Mae Pu Kha (แม่ปูคา) is a tambon (subdistrict) of San Kamphaeng District, in Chiang Mai Province, Thailand. In 2005 it had a population of 5,969 people. The tambon contains nine villages.

==Water quality==
San Kamphaeng District, where Mae Pu Ka is located, is an area where the groundwater contains high levels of fluoride up to 4.8–15 mg/L. Studies found that residents' urinary fluoride levels were elevated and that the highest risk of fluoride ingestion comes from cooking rice with fluoride-containing water because of a lack of knowledge on fluoride sources and fluoride chemistry.

In Mae Pu Kha Subdistrict, it was observed that the village waterworks had been completed and piped water was available to most, if not all of its households. Although residents have also dug wells in their compounds, these have generally been abandoned due to poor water quality and concerns over airborne pollution.
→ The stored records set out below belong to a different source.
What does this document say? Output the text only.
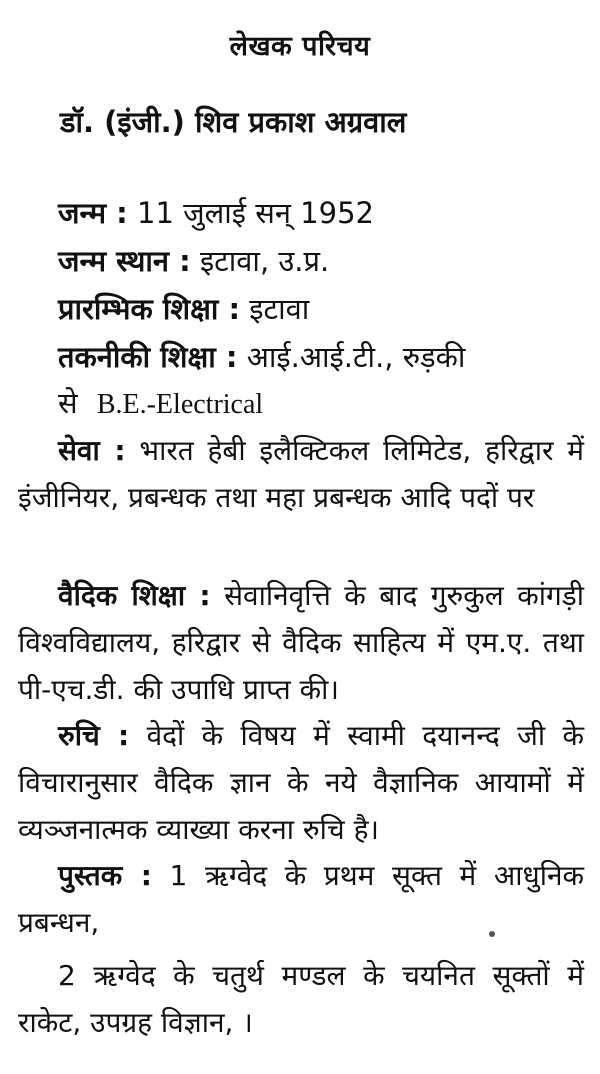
लेखक परिचय
डॉ. (इंजी.) शिव प्रकाश अग्रवाल
जन्म : 11 जुलाई सन् 1952
जन्म स्थान : इटावा, उ.प्र.
प्रारम्भिक शिक्षा : इटावा
तकनीकी शिक्षा : आई.आई.टी., रुड़की
से B.E.-Electrical
सेवा : भारत हेबी इलैक्टिकल लिमिटेड, हरिद्वार में इंजीनियर, प्रबन्धक तथा महा प्रबन्धक आदि पदों पर
वैदिक शिक्षा : सेवानिवृत्ति के बाद गुरुकुल कांगड़ी विश्वविद्यालय, हरिद्वार से वैदिक साहित्य में एम.ए. तथा पी-एच.डी. की उपाधि प्राप्त की।
रुचि : वेदों के विषय में स्वामी दयानन्द जी के विचारानुसार वैदिक ज्ञान के नये वैज्ञानिक आयामों में व्यञ्जनात्मक व्याख्या करना रुचि है।
पुस्तक : 1 ऋग्वेद के प्रथम सूक्त में आधुनिक प्रबन्धन,
2 ऋग्वेद के चतुर्थ मण्डल के चयनित सूक्तों में राकेट, उपग्रह विज्ञान, ।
A study also reported that many rural villagers have been informed of the risks of fluorosis from drinking high-fluoride water through outreach programmes conducted by public health workers and community ambassadors. This is also evident at the Mae Pu Kha District where villagers respond by consuming bottled drinking water instead of piped water and groundwater from wells. The municipality-managed public water plant provides free drinking water to registered households on a quota-basis.